Loin de baisser les bras face à ces obstacles, des initiatives ont été lancées pour développer cette industrie. Le lancement du festival Podfest en est une. « L’idée du festival émane de mes propres expériences de podcasting et de celles de la cofondatrice du festival à cause de l’absence quasi totale des voix africaines dans l’espace mondial des podcasts », explique Josephine Karianjahi. Selon elle, il s’agit de mettre en valeur la riche diversité de la culture africaine encore mal connue du grand public. « Notre festival nous permet de rassembler des communautés de podcasts où nous nous fréquentons régulièrement pour parler et s’écouter les uns les autres », souligne-t-elle. Avant d’ajouter que « motivés par une grande passion, Africa Podfest et Podfest Le Caire ont co-organisé le premier Roll Call des podcasteurs africains le 30 septembre de l’année dernière. Notre série Africa Podfest Live nous a menés de Johannesburg au Caire afin de permettre aux podcasteurs de partager des points de vue spécifiques à leur pays sur les complexités du podcasting en Afrique ». Avant de conclure que « le fait de se réunir nous montre qu’une grande partie de la réussite passe par la création de podcasts riches et variés ».

 Quelques chiffres

o Plus de 3 millions de podcasts ont été produits en 2023 dans le monde, soit près de 180 millions d’épisodes.

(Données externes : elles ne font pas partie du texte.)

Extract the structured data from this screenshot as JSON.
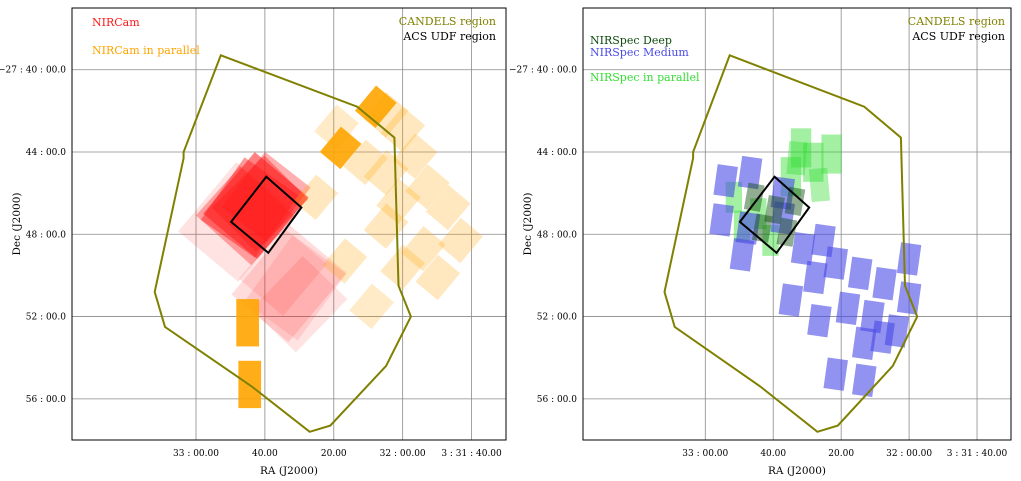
{
  "chart_data": [
    {
      "type": "scatter",
      "title": "",
      "xlabel": "RA (J2000)",
      "ylabel": "Dec (J2000)",
      "xlim": [
        33.6,
        31.5
      ],
      "ylim": [
        58.0,
        37.0
      ],
      "grid": true,
      "x_ticks": [
        {
          "value": 33.0,
          "label": "33 : 00.00"
        },
        {
          "value": 32.6667,
          "label": "40.00"
        },
        {
          "value": 32.3333,
          "label": "20.00"
        },
        {
          "value": 32.0,
          "label": "32 : 00.00"
        },
        {
          "value": 31.6667,
          "label": "3 : 31 : 40.00"
        }
      ],
      "y_ticks": [
        {
          "value": 40,
          "label": "−27 : 40 : 00.0"
        },
        {
          "value": 44,
          "label": "44 : 00.0"
        },
        {
          "value": 48,
          "label": "48 : 00.0"
        },
        {
          "value": 52,
          "label": "52 : 00.0"
        },
        {
          "value": 56,
          "label": "56 : 00.0"
        }
      ],
      "legend": [
        {
          "label": "NIRCam",
          "color": "#ff1a1a",
          "placement": "top-left"
        },
        {
          "label": "NIRCam in parallel",
          "color": "#ffa500",
          "placement": "top-left"
        },
        {
          "label": "CANDELS region",
          "color": "#808000",
          "placement": "top-right"
        },
        {
          "label": "ACS UDF region",
          "color": "#000000",
          "placement": "top-right"
        }
      ],
      "candels_region": [
        [
          32.88,
          39.3
        ],
        [
          32.22,
          41.8
        ],
        [
          32.04,
          43.3
        ],
        [
          32.02,
          50.5
        ],
        [
          31.96,
          52.0
        ],
        [
          32.08,
          54.4
        ],
        [
          32.35,
          57.3
        ],
        [
          32.45,
          57.6
        ],
        [
          32.73,
          55.4
        ],
        [
          33.15,
          52.5
        ],
        [
          33.2,
          50.8
        ],
        [
          33.06,
          44.3
        ],
        [
          33.06,
          44.0
        ],
        [
          32.88,
          39.3
        ]
      ],
      "udf_region": [
        [
          32.66,
          45.2
        ],
        [
          32.49,
          46.7
        ],
        [
          32.65,
          48.9
        ],
        [
          32.83,
          47.4
        ],
        [
          32.66,
          45.2
        ]
      ],
      "series": [
        {
          "name": "NIRCam",
          "color": "#ff1a1a",
          "footprints": [
            {
              "cx": 32.71,
              "cy": 46.6,
              "w": 0.34,
              "h": 3.9,
              "angle": 40,
              "opacity": 0.55
            },
            {
              "cx": 32.74,
              "cy": 46.7,
              "w": 0.32,
              "h": 3.7,
              "angle": 35,
              "opacity": 0.45
            },
            {
              "cx": 32.69,
              "cy": 46.5,
              "w": 0.3,
              "h": 3.6,
              "angle": 45,
              "opacity": 0.4
            },
            {
              "cx": 32.76,
              "cy": 47.1,
              "w": 0.36,
              "h": 3.2,
              "angle": 42,
              "opacity": 0.35
            },
            {
              "cx": 32.66,
              "cy": 46.2,
              "w": 0.28,
              "h": 3.4,
              "angle": 38,
              "opacity": 0.35
            },
            {
              "cx": 32.8,
              "cy": 47.4,
              "w": 0.38,
              "h": 4.4,
              "angle": 40,
              "opacity": 0.12
            },
            {
              "cx": 32.55,
              "cy": 50.4,
              "w": 0.36,
              "h": 4.4,
              "angle": 40,
              "opacity": 0.15
            },
            {
              "cx": 32.52,
              "cy": 50.6,
              "w": 0.32,
              "h": 4.0,
              "angle": 36,
              "opacity": 0.12
            },
            {
              "cx": 32.5,
              "cy": 51.4,
              "w": 0.3,
              "h": 3.6,
              "angle": 44,
              "opacity": 0.12
            },
            {
              "cx": 32.58,
              "cy": 49.8,
              "w": 0.28,
              "h": 3.3,
              "angle": 40,
              "opacity": 0.12
            }
          ]
        },
        {
          "name": "NIRCam in parallel",
          "color": "#ffa500",
          "footprints": [
            {
              "cx": 32.13,
              "cy": 41.8,
              "w": 0.13,
              "h": 1.6,
              "angle": 40,
              "opacity": 0.9
            },
            {
              "cx": 32.3,
              "cy": 43.8,
              "w": 0.13,
              "h": 1.6,
              "angle": 40,
              "opacity": 0.9
            },
            {
              "cx": 32.75,
              "cy": 52.3,
              "w": 0.11,
              "h": 2.3,
              "angle": 0,
              "opacity": 0.9
            },
            {
              "cx": 32.74,
              "cy": 55.3,
              "w": 0.11,
              "h": 2.3,
              "angle": 0,
              "opacity": 0.9
            },
            {
              "cx": 32.08,
              "cy": 42.2,
              "w": 0.14,
              "h": 1.7,
              "angle": 40,
              "opacity": 0.25
            },
            {
              "cx": 32.0,
              "cy": 42.9,
              "w": 0.14,
              "h": 1.7,
              "angle": 40,
              "opacity": 0.25
            },
            {
              "cx": 32.18,
              "cy": 44.5,
              "w": 0.14,
              "h": 1.7,
              "angle": 40,
              "opacity": 0.25
            },
            {
              "cx": 32.08,
              "cy": 45.0,
              "w": 0.14,
              "h": 1.7,
              "angle": 40,
              "opacity": 0.25
            },
            {
              "cx": 31.94,
              "cy": 44.2,
              "w": 0.14,
              "h": 1.7,
              "angle": 40,
              "opacity": 0.25
            },
            {
              "cx": 32.02,
              "cy": 46.4,
              "w": 0.14,
              "h": 1.7,
              "angle": 40,
              "opacity": 0.25
            },
            {
              "cx": 31.88,
              "cy": 45.7,
              "w": 0.14,
              "h": 1.7,
              "angle": 40,
              "opacity": 0.25
            },
            {
              "cx": 31.78,
              "cy": 46.7,
              "w": 0.14,
              "h": 1.7,
              "angle": 40,
              "opacity": 0.25
            },
            {
              "cx": 31.72,
              "cy": 48.3,
              "w": 0.14,
              "h": 1.7,
              "angle": 40,
              "opacity": 0.25
            },
            {
              "cx": 31.9,
              "cy": 48.7,
              "w": 0.14,
              "h": 1.7,
              "angle": 40,
              "opacity": 0.25
            },
            {
              "cx": 31.83,
              "cy": 50.1,
              "w": 0.14,
              "h": 1.7,
              "angle": 40,
              "opacity": 0.25
            },
            {
              "cx": 32.0,
              "cy": 49.6,
              "w": 0.14,
              "h": 1.7,
              "angle": 40,
              "opacity": 0.25
            },
            {
              "cx": 32.08,
              "cy": 47.6,
              "w": 0.14,
              "h": 1.7,
              "angle": 40,
              "opacity": 0.25
            },
            {
              "cx": 32.28,
              "cy": 49.3,
              "w": 0.14,
              "h": 1.7,
              "angle": 40,
              "opacity": 0.25
            },
            {
              "cx": 32.42,
              "cy": 46.2,
              "w": 0.14,
              "h": 1.7,
              "angle": 40,
              "opacity": 0.25
            },
            {
              "cx": 32.32,
              "cy": 42.8,
              "w": 0.14,
              "h": 1.7,
              "angle": 40,
              "opacity": 0.22
            },
            {
              "cx": 32.15,
              "cy": 51.5,
              "w": 0.14,
              "h": 1.7,
              "angle": 40,
              "opacity": 0.22
            }
          ]
        }
      ]
    },
    {
      "type": "scatter",
      "title": "",
      "xlabel": "RA (J2000)",
      "ylabel": "Dec (J2000)",
      "xlim": [
        33.6,
        31.5
      ],
      "ylim": [
        58.0,
        37.0
      ],
      "grid": true,
      "x_ticks": [
        {
          "value": 33.0,
          "label": "33 : 00.00"
        },
        {
          "value": 32.6667,
          "label": "40.00"
        },
        {
          "value": 32.3333,
          "label": "20.00"
        },
        {
          "value": 32.0,
          "label": "32 : 00.00"
        },
        {
          "value": 31.6667,
          "label": "3 : 31 : 40.00"
        }
      ],
      "y_ticks": [
        {
          "value": 40,
          "label": "−27 : 40 : 00.0"
        },
        {
          "value": 44,
          "label": "44 : 00.0"
        },
        {
          "value": 48,
          "label": "48 : 00.0"
        },
        {
          "value": 52,
          "label": "52 : 00.0"
        },
        {
          "value": 56,
          "label": "56 : 00.0"
        }
      ],
      "legend": [
        {
          "label": "NIRSpec Deep",
          "color": "#0a4a0a",
          "placement": "top-left"
        },
        {
          "label": "NIRSpec Medium",
          "color": "#4a4ae6",
          "placement": "top-left"
        },
        {
          "label": "NIRSpec in parallel",
          "color": "#33dd33",
          "placement": "top-left"
        },
        {
          "label": "CANDELS region",
          "color": "#808000",
          "placement": "top-right"
        },
        {
          "label": "ACS UDF region",
          "color": "#000000",
          "placement": "top-right"
        }
      ],
      "candels_region": [
        [
          32.88,
          39.3
        ],
        [
          32.22,
          41.8
        ],
        [
          32.04,
          43.3
        ],
        [
          32.02,
          50.5
        ],
        [
          31.96,
          52.0
        ],
        [
          32.08,
          54.4
        ],
        [
          32.35,
          57.3
        ],
        [
          32.45,
          57.6
        ],
        [
          32.73,
          55.4
        ],
        [
          33.15,
          52.5
        ],
        [
          33.2,
          50.8
        ],
        [
          33.06,
          44.3
        ],
        [
          33.06,
          44.0
        ],
        [
          32.88,
          39.3
        ]
      ],
      "udf_region": [
        [
          32.66,
          45.2
        ],
        [
          32.49,
          46.7
        ],
        [
          32.65,
          48.9
        ],
        [
          32.83,
          47.4
        ],
        [
          32.66,
          45.2
        ]
      ],
      "series": [
        {
          "name": "NIRSpec in parallel",
          "color": "#33dd33",
          "footprints": [
            {
              "cx": 32.53,
              "cy": 43.8,
              "w": 0.1,
              "h": 1.9,
              "angle": 0,
              "opacity": 0.45
            },
            {
              "cx": 32.47,
              "cy": 44.5,
              "w": 0.1,
              "h": 1.9,
              "angle": 0,
              "opacity": 0.45
            },
            {
              "cx": 32.58,
              "cy": 45.2,
              "w": 0.1,
              "h": 1.9,
              "angle": 0,
              "opacity": 0.45
            },
            {
              "cx": 32.38,
              "cy": 44.1,
              "w": 0.1,
              "h": 1.9,
              "angle": 0,
              "opacity": 0.45
            },
            {
              "cx": 32.55,
              "cy": 44.3,
              "w": 0.09,
              "h": 1.6,
              "angle": 5,
              "opacity": 0.4
            },
            {
              "cx": 32.44,
              "cy": 45.6,
              "w": 0.09,
              "h": 1.6,
              "angle": -5,
              "opacity": 0.4
            },
            {
              "cx": 32.82,
              "cy": 47.6,
              "w": 0.08,
              "h": 1.5,
              "angle": 0,
              "opacity": 0.45
            },
            {
              "cx": 32.74,
              "cy": 47.0,
              "w": 0.08,
              "h": 1.5,
              "angle": 0,
              "opacity": 0.45
            },
            {
              "cx": 32.86,
              "cy": 46.2,
              "w": 0.08,
              "h": 1.5,
              "angle": 0,
              "opacity": 0.45
            },
            {
              "cx": 32.68,
              "cy": 48.3,
              "w": 0.08,
              "h": 1.5,
              "angle": 0,
              "opacity": 0.45
            }
          ]
        },
        {
          "name": "NIRSpec Medium",
          "color": "#4a4ae6",
          "footprints": [
            {
              "cx": 32.9,
              "cy": 45.4,
              "w": 0.1,
              "h": 1.5,
              "angle": 8,
              "opacity": 0.6
            },
            {
              "cx": 32.78,
              "cy": 45.0,
              "w": 0.1,
              "h": 1.5,
              "angle": 8,
              "opacity": 0.6
            },
            {
              "cx": 32.62,
              "cy": 46.0,
              "w": 0.1,
              "h": 1.5,
              "angle": 8,
              "opacity": 0.6
            },
            {
              "cx": 32.92,
              "cy": 47.3,
              "w": 0.1,
              "h": 1.5,
              "angle": 8,
              "opacity": 0.6
            },
            {
              "cx": 32.79,
              "cy": 47.7,
              "w": 0.1,
              "h": 1.5,
              "angle": 8,
              "opacity": 0.6
            },
            {
              "cx": 32.62,
              "cy": 47.2,
              "w": 0.1,
              "h": 1.5,
              "angle": 8,
              "opacity": 0.6
            },
            {
              "cx": 32.52,
              "cy": 48.7,
              "w": 0.1,
              "h": 1.5,
              "angle": 8,
              "opacity": 0.6
            },
            {
              "cx": 32.42,
              "cy": 48.3,
              "w": 0.1,
              "h": 1.5,
              "angle": 8,
              "opacity": 0.6
            },
            {
              "cx": 32.36,
              "cy": 49.4,
              "w": 0.1,
              "h": 1.5,
              "angle": 8,
              "opacity": 0.6
            },
            {
              "cx": 32.24,
              "cy": 49.9,
              "w": 0.1,
              "h": 1.5,
              "angle": 8,
              "opacity": 0.6
            },
            {
              "cx": 32.12,
              "cy": 50.4,
              "w": 0.1,
              "h": 1.5,
              "angle": 8,
              "opacity": 0.6
            },
            {
              "cx": 32.46,
              "cy": 50.1,
              "w": 0.1,
              "h": 1.5,
              "angle": 8,
              "opacity": 0.6
            },
            {
              "cx": 32.58,
              "cy": 51.2,
              "w": 0.1,
              "h": 1.5,
              "angle": 8,
              "opacity": 0.6
            },
            {
              "cx": 32.44,
              "cy": 52.2,
              "w": 0.1,
              "h": 1.5,
              "angle": 8,
              "opacity": 0.6
            },
            {
              "cx": 32.3,
              "cy": 51.6,
              "w": 0.1,
              "h": 1.5,
              "angle": 8,
              "opacity": 0.6
            },
            {
              "cx": 32.18,
              "cy": 52.0,
              "w": 0.1,
              "h": 1.5,
              "angle": 8,
              "opacity": 0.6
            },
            {
              "cx": 32.06,
              "cy": 52.7,
              "w": 0.1,
              "h": 1.5,
              "angle": 8,
              "opacity": 0.6
            },
            {
              "cx": 32.0,
              "cy": 51.1,
              "w": 0.1,
              "h": 1.5,
              "angle": 8,
              "opacity": 0.6
            },
            {
              "cx": 32.22,
              "cy": 53.3,
              "w": 0.1,
              "h": 1.5,
              "angle": 8,
              "opacity": 0.6
            },
            {
              "cx": 32.36,
              "cy": 54.8,
              "w": 0.1,
              "h": 1.5,
              "angle": 8,
              "opacity": 0.6
            },
            {
              "cx": 32.22,
              "cy": 55.1,
              "w": 0.1,
              "h": 1.5,
              "angle": 8,
              "opacity": 0.6
            },
            {
              "cx": 32.13,
              "cy": 53.0,
              "w": 0.1,
              "h": 1.5,
              "angle": 8,
              "opacity": 0.6
            },
            {
              "cx": 32.0,
              "cy": 49.2,
              "w": 0.1,
              "h": 1.5,
              "angle": 8,
              "opacity": 0.6
            },
            {
              "cx": 32.82,
              "cy": 49.0,
              "w": 0.1,
              "h": 1.5,
              "angle": 8,
              "opacity": 0.6
            }
          ]
        },
        {
          "name": "NIRSpec Deep",
          "color": "#0a4a0a",
          "footprints": [
            {
              "cx": 32.76,
              "cy": 46.2,
              "w": 0.08,
              "h": 1.3,
              "angle": 10,
              "opacity": 0.45
            },
            {
              "cx": 32.66,
              "cy": 46.8,
              "w": 0.08,
              "h": 1.3,
              "angle": 10,
              "opacity": 0.45
            },
            {
              "cx": 32.56,
              "cy": 46.4,
              "w": 0.08,
              "h": 1.3,
              "angle": 10,
              "opacity": 0.45
            },
            {
              "cx": 32.72,
              "cy": 47.7,
              "w": 0.08,
              "h": 1.3,
              "angle": 10,
              "opacity": 0.45
            },
            {
              "cx": 32.6,
              "cy": 47.9,
              "w": 0.08,
              "h": 1.3,
              "angle": 10,
              "opacity": 0.45
            }
          ]
        }
      ]
    }
  ]
}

o La taille du marché de podcast dans le monde était de 27,7 milliards de dollars en 2023 et atteindra 105 milliards de dollars en 2028, soit une augmentation annuelle de 32,2 %.

o Les revenus publicitaires attendus des podcasts sont de 4 milliards de dollars en 2024 et s’élèveront à 5 milliards de dollars en 2027.

o La demande sur les podcasts diffusés en langues autres que l’anglais est passée de 23 % en 2018 à 40 % en 2023.